Neptune's Inferno_ The U.S. Navy at Guadalcanal - James D. Hornfischer [21]
While the transports were rehearsing, the senior commanders of Operation Watchtower held a conference on board the carrier Saratoga. Later, people would say it was impossible to exaggerate the importance of this meeting, even if one thing that stands out about it was the absence of the theater commander, Vice Admiral Ghormley, who was still preparing to move his headquarters from Auckland to Nouméa in New Caledonia. Chaired by Vice Admiral Fletcher, the expeditionary force commander, the conference included Kelly Turner (commander of the amphibious force), General Vandegrift (the commander of the landing force), Rear Admiral Leigh Noyes (Fletcher’s subordinate in the carrier force), Rear Admiral Kinkaid (commander of the Enterprise task force), and Rear Admiral John (Slew) McCain (commander of land-based Navy aircraft in the area).

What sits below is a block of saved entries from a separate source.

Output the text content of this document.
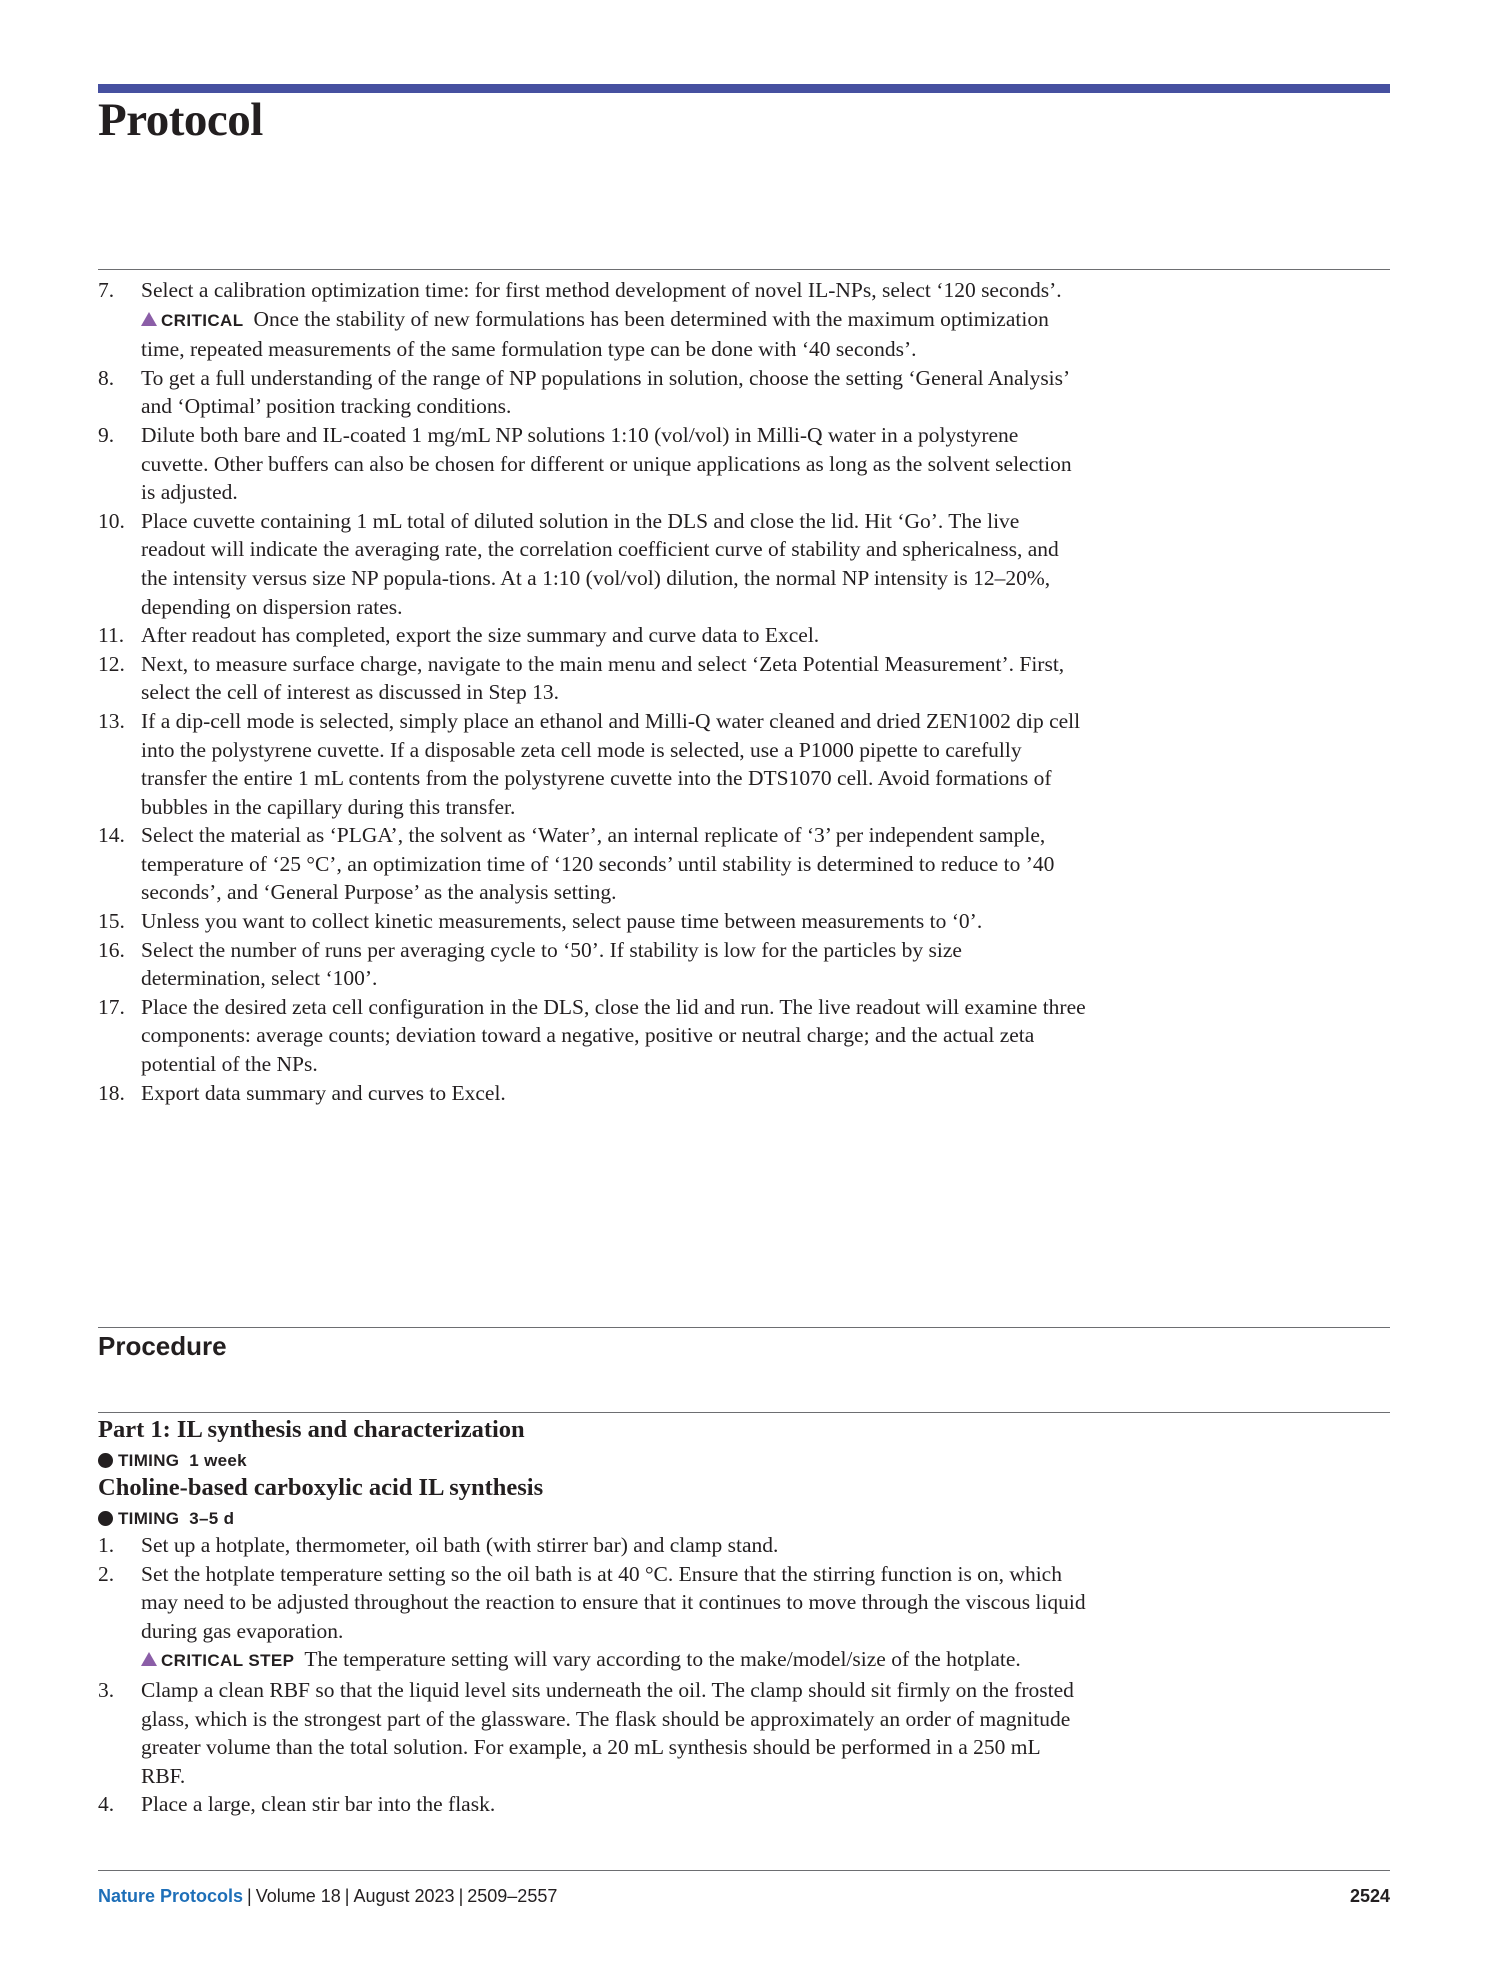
Protocol
7. Select a calibration optimization time: for first method development of novel IL-NPs, select ‘120 seconds’.
CRITICAL Once the stability of new formulations has been determined with the maximum optimization time, repeated measurements of the same formulation type can be done with ‘40 seconds’.
8. To get a full understanding of the range of NP populations in solution, choose the setting ‘General Analysis’ and ‘Optimal’ position tracking conditions.
9. Dilute both bare and IL-coated 1 mg/mL NP solutions 1:10 (vol/vol) in Milli-Q water in a polystyrene cuvette. Other buffers can also be chosen for different or unique applications as long as the solvent selection is adjusted.
10. Place cuvette containing 1 mL total of diluted solution in the DLS and close the lid. Hit ‘Go’. The live readout will indicate the averaging rate, the correlation coefficient curve of stability and sphericalness, and the intensity versus size NP popula-tions. At a 1:10 (vol/vol) dilution, the normal NP intensity is 12–20%, depending on dispersion rates.
11. After readout has completed, export the size summary and curve data to Excel.
12. Next, to measure surface charge, navigate to the main menu and select ‘Zeta Potential Measurement’. First, select the cell of interest as discussed in Step 13.
13. If a dip-cell mode is selected, simply place an ethanol and Milli-Q water cleaned and dried ZEN1002 dip cell into the polystyrene cuvette. If a disposable zeta cell mode is selected, use a P1000 pipette to carefully transfer the entire 1 mL contents from the polystyrene cuvette into the DTS1070 cell. Avoid formations of bubbles in the capillary during this transfer.
14. Select the material as ‘PLGA’, the solvent as ‘Water’, an internal replicate of ‘3’ per independent sample, temperature of ‘25 °C’, an optimization time of ‘120 seconds’ until stability is determined to reduce to ’40 seconds’, and ‘General Purpose’ as the analysis setting.
15. Unless you want to collect kinetic measurements, select pause time between measurements to ‘0’.
16. Select the number of runs per averaging cycle to ‘50’. If stability is low for the particles by size determination, select ‘100’.
17. Place the desired zeta cell configuration in the DLS, close the lid and run. The live readout will examine three components: average counts; deviation toward a negative, positive or neutral charge; and the actual zeta potential of the NPs.
18. Export data summary and curves to Excel.
Procedure
Part 1: IL synthesis and characterization
TIMING 1 week
Choline-based carboxylic acid IL synthesis
TIMING 3–5 d
1. Set up a hotplate, thermometer, oil bath (with stirrer bar) and clamp stand.
2. Set the hotplate temperature setting so the oil bath is at 40 °C. Ensure that the stirring function is on, which may need to be adjusted throughout the reaction to ensure that it continues to move through the viscous liquid during gas evaporation.
CRITICAL STEP The temperature setting will vary according to the make/model/size of the hotplate.
3. Clamp a clean RBF so that the liquid level sits underneath the oil. The clamp should sit firmly on the frosted glass, which is the strongest part of the glassware. The flask should be approximately an order of magnitude greater volume than the total solution. For example, a 20 mL synthesis should be performed in a 250 mL RBF.
4. Place a large, clean stir bar into the flask.
Nature Protocols | Volume 18 | August 2023 | 2509–2557	2524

Ghormley was represented by his chief of staff, Captain Daniel Callaghan.
Among the challenges the commanders faced was how to get the operation through the blind alley they had entered through haste. “From an intelligence point of view,” a Marine Corps historian would write, “the Guadalcanal-Tulagi landings can hardly be described as more than a stab in the dark.” When navigators found their charts of the Solomons and spread them across their dead-reckoning tables, they found that the documents had last been updated more than a generation ago, and were drafted on such a large scale as to be useless in operational planning. The direction of magnetic north indicated on them varied from present readings. Nor did they show topography. Sketches hastily produced from recent aerial photographs had large blank areas where clouds had covered the ground on the day the photos were shot.
It was at this meeting, for the first time, that the commanders saw their operation orders. Admiral Kinkaid wrote, “Some of us were until then unaware of the procedure to be followed. Plans had been made hurriedly and many details remained to be worked out.” Ghormley hadn’t yet seen the orders, either. Owing to the strict radio silence, the area commander would not actually receive Fletcher’s detailed operations plan until the campaign was about a month under way, leaving him in the dark about the specifics of the invasion even as he pulled up stakes and relocated to Nouméa.
The hostility that boiled over between Frank Jack Fletcher and Kelly Turner shocked the other participants. They spoke to each other like enemies. It was well known that Admiral King didn’t trust Fletcher’s competence. A junior member of Fletcher’s own staff had spread unflattering rumors of his intellectual ability. In this assessment, he was “neither sharp nor perspicacious,” “uninformed and to a certain extent uninformable,” and “antiquated to the extent that he was approaching senility.” Seeing as Turner was freshly detached from King’s staff, no doubt he shared these doubts about his competence. Fletcher had at least two things going for him that pushed him through the ranks and ensured his place in command: a track record of victory and Chester Nimitz’s favor. Nimitz stood against King on the question of Fletcher’s role, recommending him for promotion to vice admiral and appointment to task force commander.
The most contentious issue at the conference was the duration of the carrier air support Fletcher would provide the landing force. Nimitz’s directive indicated that the Saratoga, Enterprise, and Wasp would provide badly needed air cover over Guadalcanal for “about three days.” A fist-banging argument developed from that lack of specificity. Turner and Vandegrift had said they needed five days of protection to unload their transports and cargo ships at the beach, even though the operations plan called for the supply train to withdraw after three.